There is a click, and the mask retracts from Little Johnny’s face. His expression shows nothing but cold resolve, yet his mouth twitches, as if he’s trying to pry something out of himself. He briefly opens his mouth but clamps it, hurt flashing across his eyes before it’s hidden away by the mask again. (Those eyes are not the eyes of prey that Wang Yi keeps a catalogue of, but a predator.)
For the first time in his life, the silence is more unbearable than noise. Wang Yi wishes for the sound of death wails, pigs squealing, children hollering and jumping and stomping and all the maddening noises in the world that bring out his deep and righteous fury. Because if this feeling is guilt, then he can’t stand the quiet festering at all, eating him alive.
The creature is the one who takes initiative, pouncing over. Everything feels like slow motion.
So this is what Sheng felt in his final moments, Wang Yi dully realizes. There is no time for goodbye, something he has probably robbed Johnny of too.

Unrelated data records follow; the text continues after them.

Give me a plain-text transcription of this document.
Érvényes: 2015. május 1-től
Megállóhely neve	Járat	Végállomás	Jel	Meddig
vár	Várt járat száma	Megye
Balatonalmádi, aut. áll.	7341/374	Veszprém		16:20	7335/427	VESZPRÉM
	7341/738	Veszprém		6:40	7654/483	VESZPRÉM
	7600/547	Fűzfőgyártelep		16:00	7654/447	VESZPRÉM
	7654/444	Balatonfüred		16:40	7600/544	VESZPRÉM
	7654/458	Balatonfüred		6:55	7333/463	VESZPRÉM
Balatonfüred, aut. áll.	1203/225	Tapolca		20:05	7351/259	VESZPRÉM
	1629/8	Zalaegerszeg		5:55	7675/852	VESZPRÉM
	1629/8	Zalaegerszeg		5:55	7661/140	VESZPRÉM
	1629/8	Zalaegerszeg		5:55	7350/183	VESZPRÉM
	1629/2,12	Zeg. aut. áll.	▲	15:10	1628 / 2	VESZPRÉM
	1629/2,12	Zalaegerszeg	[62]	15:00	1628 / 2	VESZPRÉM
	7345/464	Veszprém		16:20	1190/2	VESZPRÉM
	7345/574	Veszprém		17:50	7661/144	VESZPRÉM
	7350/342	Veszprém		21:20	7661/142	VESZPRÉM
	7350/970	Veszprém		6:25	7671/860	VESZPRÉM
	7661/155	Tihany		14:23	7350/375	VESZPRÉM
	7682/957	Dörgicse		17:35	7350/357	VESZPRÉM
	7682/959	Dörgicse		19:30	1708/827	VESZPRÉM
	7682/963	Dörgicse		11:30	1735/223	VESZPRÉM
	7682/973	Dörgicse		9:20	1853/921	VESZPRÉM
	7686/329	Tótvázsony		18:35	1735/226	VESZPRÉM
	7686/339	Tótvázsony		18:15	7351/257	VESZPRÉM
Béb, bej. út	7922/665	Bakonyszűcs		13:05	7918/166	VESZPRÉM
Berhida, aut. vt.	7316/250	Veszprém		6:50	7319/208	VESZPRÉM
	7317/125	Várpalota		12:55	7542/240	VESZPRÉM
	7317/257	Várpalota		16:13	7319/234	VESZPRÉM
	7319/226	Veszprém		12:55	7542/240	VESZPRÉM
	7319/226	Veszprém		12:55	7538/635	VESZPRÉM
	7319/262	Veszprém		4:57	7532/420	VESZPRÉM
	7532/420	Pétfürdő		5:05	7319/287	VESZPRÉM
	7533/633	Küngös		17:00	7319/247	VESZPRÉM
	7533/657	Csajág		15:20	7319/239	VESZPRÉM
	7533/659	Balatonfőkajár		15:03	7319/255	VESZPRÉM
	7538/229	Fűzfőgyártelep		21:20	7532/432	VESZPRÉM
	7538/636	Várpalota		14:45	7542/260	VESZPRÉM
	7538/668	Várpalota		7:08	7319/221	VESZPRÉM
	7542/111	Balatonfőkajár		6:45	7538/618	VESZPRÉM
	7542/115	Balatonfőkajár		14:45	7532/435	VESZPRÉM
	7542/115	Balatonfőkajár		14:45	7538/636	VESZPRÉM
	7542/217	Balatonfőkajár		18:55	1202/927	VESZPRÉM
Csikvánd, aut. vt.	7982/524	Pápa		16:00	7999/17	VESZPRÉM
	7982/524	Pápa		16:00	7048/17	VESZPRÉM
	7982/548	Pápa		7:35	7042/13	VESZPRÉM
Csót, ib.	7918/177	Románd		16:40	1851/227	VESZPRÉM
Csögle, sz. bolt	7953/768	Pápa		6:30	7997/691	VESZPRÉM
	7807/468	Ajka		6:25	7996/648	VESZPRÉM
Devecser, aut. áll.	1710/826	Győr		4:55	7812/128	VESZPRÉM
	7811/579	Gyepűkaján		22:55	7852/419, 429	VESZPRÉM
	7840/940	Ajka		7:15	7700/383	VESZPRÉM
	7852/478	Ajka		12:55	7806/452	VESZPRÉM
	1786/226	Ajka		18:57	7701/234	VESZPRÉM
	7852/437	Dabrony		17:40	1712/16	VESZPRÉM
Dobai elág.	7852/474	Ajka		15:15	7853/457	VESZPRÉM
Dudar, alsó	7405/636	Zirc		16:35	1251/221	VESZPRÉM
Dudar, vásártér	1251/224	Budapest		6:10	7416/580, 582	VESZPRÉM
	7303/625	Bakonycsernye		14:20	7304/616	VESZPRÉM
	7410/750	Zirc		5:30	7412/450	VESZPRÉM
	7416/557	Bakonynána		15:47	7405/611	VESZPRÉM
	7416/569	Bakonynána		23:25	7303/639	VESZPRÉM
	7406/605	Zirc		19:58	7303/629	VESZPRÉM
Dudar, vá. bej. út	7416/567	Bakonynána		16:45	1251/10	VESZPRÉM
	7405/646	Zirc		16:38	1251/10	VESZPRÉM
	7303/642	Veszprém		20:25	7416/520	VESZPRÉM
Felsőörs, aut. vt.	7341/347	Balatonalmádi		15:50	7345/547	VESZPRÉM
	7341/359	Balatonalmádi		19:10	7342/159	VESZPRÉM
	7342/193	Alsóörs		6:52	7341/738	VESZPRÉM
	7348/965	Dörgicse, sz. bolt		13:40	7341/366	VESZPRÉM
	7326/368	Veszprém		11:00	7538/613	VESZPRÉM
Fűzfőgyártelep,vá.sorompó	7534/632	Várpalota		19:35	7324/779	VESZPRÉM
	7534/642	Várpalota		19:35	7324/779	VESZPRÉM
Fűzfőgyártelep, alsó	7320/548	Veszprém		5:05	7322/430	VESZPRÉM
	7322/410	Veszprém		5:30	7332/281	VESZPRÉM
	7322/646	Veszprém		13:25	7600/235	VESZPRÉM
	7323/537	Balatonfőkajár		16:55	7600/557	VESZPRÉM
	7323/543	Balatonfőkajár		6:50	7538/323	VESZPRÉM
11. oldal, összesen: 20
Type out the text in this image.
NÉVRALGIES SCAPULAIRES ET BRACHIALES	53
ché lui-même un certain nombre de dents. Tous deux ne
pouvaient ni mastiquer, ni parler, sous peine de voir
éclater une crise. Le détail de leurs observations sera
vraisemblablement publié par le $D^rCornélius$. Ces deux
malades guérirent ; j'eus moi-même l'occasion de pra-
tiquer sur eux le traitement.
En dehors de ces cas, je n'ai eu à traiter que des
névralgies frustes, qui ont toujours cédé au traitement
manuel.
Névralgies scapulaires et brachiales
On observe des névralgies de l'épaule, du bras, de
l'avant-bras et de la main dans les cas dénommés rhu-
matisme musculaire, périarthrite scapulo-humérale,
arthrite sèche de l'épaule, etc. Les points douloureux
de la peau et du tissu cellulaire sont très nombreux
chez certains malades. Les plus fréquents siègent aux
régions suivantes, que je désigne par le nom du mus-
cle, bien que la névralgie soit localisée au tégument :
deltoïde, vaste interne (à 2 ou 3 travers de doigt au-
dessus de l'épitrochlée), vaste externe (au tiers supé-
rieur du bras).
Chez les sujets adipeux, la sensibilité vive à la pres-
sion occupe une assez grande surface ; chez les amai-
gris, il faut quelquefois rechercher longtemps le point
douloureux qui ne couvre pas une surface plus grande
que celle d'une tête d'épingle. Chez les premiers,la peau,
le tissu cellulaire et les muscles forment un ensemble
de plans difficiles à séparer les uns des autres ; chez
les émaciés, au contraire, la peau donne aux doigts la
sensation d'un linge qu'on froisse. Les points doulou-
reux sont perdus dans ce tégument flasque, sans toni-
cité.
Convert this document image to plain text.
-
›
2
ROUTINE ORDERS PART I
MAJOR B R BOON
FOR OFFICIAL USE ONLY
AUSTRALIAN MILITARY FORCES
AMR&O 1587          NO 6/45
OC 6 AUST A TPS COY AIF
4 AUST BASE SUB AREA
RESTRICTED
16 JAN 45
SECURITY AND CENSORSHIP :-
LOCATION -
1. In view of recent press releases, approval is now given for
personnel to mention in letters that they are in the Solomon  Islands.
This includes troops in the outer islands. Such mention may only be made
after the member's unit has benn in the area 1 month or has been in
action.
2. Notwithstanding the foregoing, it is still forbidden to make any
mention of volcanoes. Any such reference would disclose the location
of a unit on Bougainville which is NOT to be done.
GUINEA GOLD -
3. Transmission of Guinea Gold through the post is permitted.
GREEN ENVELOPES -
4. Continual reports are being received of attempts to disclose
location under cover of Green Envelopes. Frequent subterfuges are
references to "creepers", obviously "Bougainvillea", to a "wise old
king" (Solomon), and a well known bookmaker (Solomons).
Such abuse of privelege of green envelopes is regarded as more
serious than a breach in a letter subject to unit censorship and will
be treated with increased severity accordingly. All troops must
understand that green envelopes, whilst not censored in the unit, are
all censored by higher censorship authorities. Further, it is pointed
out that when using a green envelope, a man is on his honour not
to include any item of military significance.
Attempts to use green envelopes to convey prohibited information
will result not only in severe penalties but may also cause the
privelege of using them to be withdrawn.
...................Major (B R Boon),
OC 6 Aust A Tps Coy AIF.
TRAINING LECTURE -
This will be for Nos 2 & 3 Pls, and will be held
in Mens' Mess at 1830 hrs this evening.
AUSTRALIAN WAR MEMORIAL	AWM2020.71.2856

He was never afraid of death, and the revelation that he probably will never see the sun rise once more is not particularly shocking. Age has made him weaker and more contemplative of the idea. It’s somewhat satisfactory, even. A bare minimum of fondness was established between him and the young man, so dying at his hands seems fitting enough.
But it’s the thought that he will no longer be able to see Nuonuo again that he objects to.
The hold on his knife steadies. He regains the strength to assemble his footwork. His focus zeroes onto the creature, slowly shifting itself green.
If this will be his very last mark, then he doesn’t intend to fail. After all these decades, Ghostblade finally fights to protect instead to kill.